Loss Contingencies: Recent Enforcement Action Shows Need for Good Faith Assessment

Loss contingency disclosures are never easy, but there are some “do’s & don’ts” that can keep you out of hot water. This Troutman Pepper memo shares takeaways from a recent SEC enforcement action that show “what not to do.” Here’s more detail:

Between January and May 2018, defendants — the former CEO, the former CFO, and a former director of the Company — allegedly violated federal securities laws when they made false and misleading statements to outside auditors about an ongoing SEC investigation into the Company’s investment in a biotechnology company (the Biotech Investment). Despite knowing of the investigation and the SEC’s intention to recommend charging the Company with violating federal securities laws, the defendants told the auditors that they were not aware of “any situations where the company may not be in compliance with any federal or state laws or government or other regulatory body regulations.”

The veracity of this assertion was rendered false once it was discovered that, between March 2015 and November 2018, the SEC’s Division of Enforcement sent multiple subpoenas to the Company, its officers, and directors, requesting documents and seeking testimony related to the SEC’s investigation into the Biotech Investment. Moreover, in April 2017, the SEC’s Division of Enforcement sent a Wells notice to the Company notifying it of the SEC staff’s intention to recommend charges.
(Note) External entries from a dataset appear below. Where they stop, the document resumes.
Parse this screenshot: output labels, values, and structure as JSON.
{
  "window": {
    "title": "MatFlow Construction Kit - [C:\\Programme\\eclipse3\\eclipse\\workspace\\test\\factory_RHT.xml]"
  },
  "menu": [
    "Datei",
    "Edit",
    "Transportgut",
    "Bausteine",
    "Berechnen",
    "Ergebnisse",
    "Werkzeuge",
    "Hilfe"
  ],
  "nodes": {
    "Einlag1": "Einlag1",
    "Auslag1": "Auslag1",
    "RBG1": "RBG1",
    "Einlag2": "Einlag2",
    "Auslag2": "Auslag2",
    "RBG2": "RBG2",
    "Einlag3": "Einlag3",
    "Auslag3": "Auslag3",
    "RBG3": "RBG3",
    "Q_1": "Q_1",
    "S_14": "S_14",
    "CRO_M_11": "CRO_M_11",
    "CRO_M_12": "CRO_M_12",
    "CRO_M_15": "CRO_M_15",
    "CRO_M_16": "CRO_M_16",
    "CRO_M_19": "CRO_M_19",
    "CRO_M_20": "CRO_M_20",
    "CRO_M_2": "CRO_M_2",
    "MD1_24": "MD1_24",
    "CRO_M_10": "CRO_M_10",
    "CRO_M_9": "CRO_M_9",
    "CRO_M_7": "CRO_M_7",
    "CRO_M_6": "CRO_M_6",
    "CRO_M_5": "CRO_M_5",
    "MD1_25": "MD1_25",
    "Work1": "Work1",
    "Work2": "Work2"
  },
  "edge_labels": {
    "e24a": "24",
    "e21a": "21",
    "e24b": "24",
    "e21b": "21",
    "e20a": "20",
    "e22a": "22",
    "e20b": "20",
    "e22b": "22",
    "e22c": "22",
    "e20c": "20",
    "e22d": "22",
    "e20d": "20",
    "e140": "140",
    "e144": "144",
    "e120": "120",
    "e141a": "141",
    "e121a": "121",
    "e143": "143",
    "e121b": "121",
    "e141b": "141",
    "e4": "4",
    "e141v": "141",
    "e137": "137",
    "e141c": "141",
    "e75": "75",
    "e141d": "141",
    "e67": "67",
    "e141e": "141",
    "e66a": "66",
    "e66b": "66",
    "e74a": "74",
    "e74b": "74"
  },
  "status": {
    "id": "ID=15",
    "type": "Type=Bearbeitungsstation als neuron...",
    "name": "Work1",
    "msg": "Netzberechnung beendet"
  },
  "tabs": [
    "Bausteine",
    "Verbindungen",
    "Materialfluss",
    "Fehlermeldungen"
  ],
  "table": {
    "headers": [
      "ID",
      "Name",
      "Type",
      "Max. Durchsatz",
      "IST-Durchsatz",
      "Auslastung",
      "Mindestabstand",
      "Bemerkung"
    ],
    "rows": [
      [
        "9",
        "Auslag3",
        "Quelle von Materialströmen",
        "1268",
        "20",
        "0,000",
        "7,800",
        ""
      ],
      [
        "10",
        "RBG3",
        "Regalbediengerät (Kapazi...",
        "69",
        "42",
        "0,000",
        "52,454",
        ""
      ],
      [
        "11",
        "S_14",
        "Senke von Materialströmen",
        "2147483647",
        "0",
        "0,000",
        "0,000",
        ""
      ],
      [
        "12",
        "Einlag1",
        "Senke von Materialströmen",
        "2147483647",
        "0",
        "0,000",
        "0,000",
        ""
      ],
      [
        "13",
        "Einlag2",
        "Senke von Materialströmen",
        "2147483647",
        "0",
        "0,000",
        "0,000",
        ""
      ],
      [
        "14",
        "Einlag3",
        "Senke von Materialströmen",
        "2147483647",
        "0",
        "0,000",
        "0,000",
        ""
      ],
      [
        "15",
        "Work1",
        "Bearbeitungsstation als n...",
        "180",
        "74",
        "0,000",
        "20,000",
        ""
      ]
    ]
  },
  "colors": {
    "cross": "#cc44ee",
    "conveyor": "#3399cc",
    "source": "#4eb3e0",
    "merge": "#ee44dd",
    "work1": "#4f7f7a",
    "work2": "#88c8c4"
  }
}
The memo goes on to note that the former CEO & CFO were also in trouble under anti-fraud rules for signing a Form 10-K and Form 10-Q that the SEC says omitted required “loss contingency” disclosure under GAAP. The defendants paid civil penalties and agreed to temporary D&O bans. The memo concludes:

Situations like the above are not isolated events. In today’s ecosystem, companies are more likely than ever to be faced with the potential for investigation or other enforcement action by any number of regulatory bodies — whether it be the SEC, FINRA, NASDAQ, DOJ, FTC, OSHA, and so on. In the face of such investigations or enforcement actions, companies often struggle with assessing when events have escalated such that they are subject to disclosure requirements. This assessment can be difficult, therefore it is crucial that companies undertake a diligent review and engage appropriate assistance to ensure the accuracy and rigor of that review.

Indeed, as noted by the SEC in its order, ”…[the Company and its officers] never conducted a good faith assessment as to whether the possible pending enforcement action needed to be disclosed. Instead, the Company and its officers did the opposite — they mislead [the Company’s] auditors and failed to disclose the existence and status of the SEC’s [] investigation.” Casting a blind eye will not aid in the avoidance scrutiny, but rather will heighten the degree of attention focused on each and every deficiency.